A população de Cajazeiras, um dos bairros mais populosos de Salvador, tem reforçado um conjunto de reivindicações consideradas estratégicas para melhorar a qualidade de vida na região. Entre as principais demandas estão a implantação ou fortalecimento de uma policlínica, a criação de acessos seguros ao metrô e ao futuro VLT da Avenida 29 de Março, além da urbanização e pintura dos conjuntos habitacionais do bairro.

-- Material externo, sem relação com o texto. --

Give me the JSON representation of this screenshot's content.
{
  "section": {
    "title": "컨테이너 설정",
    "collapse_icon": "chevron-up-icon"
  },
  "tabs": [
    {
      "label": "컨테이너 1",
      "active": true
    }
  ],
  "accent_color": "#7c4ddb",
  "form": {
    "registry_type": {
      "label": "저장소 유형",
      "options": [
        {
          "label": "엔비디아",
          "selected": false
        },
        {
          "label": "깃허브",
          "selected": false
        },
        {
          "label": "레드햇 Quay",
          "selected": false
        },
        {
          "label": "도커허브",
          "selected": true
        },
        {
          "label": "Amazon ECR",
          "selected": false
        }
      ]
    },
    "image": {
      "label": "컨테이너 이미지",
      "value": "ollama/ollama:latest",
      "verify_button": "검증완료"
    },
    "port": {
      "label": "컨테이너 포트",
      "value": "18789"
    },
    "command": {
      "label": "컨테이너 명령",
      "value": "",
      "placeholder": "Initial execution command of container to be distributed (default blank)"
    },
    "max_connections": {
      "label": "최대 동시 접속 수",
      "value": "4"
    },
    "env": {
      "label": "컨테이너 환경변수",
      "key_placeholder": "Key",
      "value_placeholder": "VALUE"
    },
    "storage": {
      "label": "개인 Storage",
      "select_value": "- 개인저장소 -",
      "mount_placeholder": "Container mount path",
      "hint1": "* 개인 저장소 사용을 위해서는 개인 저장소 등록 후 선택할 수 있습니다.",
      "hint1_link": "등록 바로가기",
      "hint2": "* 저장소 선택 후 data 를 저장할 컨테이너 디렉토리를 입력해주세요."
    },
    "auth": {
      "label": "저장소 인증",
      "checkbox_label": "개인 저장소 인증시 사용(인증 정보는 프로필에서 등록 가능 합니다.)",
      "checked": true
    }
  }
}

Saúde: policlínica é considerada essencial
Com uma população numerosa e alta demanda por serviços do Sistema Único de Saúde (SUS), Cajazeiras enfrenta dificuldades históricas no acesso a atendimentos especializados. Moradores relatam a necessidade de longos deslocamentos para consultas, exames e diagnósticos, o que afeta principalmente idosos, pessoas com deficiência e trabalhadores.
A implantação de uma policlínica é vista como uma solução estruturante. O equipamento permitiria concentrar, em um único local, especialidades médicas como cardiologia, ortopedia, ginecologia e endocrinologia, além da realização de exames como ultrassonografia, raio-X, mamografia e eletrocardiograma. A expectativa é reduzir filas, evitar a superlotação de hospitais e garantir atendimento mais rápido, humanizado e integrado às unidades de saúde do próprio bairro.
Para lideranças comunitárias, Cajazeiras funciona como “uma cidade dentro de Salvador” e precisa de equipamentos públicos compatíveis com sua dimensão e importância social.
Mobilidade: bairro segue isolado dos grandes modais
Outro ponto crítico é a mobilidade urbana. Apesar da construção de um novo sistema viário ligando Cajazeiras à Avenida 29 de Março, o bairro continua sem acesso direto ao metrô e ao futuro VLT. A própria Secretaria de Desenvolvimento Urbano (Sedur) reconhece que a obra apenas reduziu a distância, sem garantir ligação física aos modais.
A futura estação VLT Cajazeiras, por exemplo, ficará no eixo Águas Claras–Castelo Branco, fora do bairro, exigindo travessias seguras para que a população possa utilizá-la. A Avenida 29 de Março, por ser uma via de alta velocidade, é apontada como uma barreira urbana que expõe pedestres a riscos constantes.
Entre as principais reivindicações estão a construção de passarelas, calçadas acessíveis, ciclovias, reforço da iluminação pública, pontos de ônibus integrados às estações e sinalização adequada. Segundo estimativas, mais de 150 mil moradores da região ampliada de Cajazeiras dependem diariamente do transporte público.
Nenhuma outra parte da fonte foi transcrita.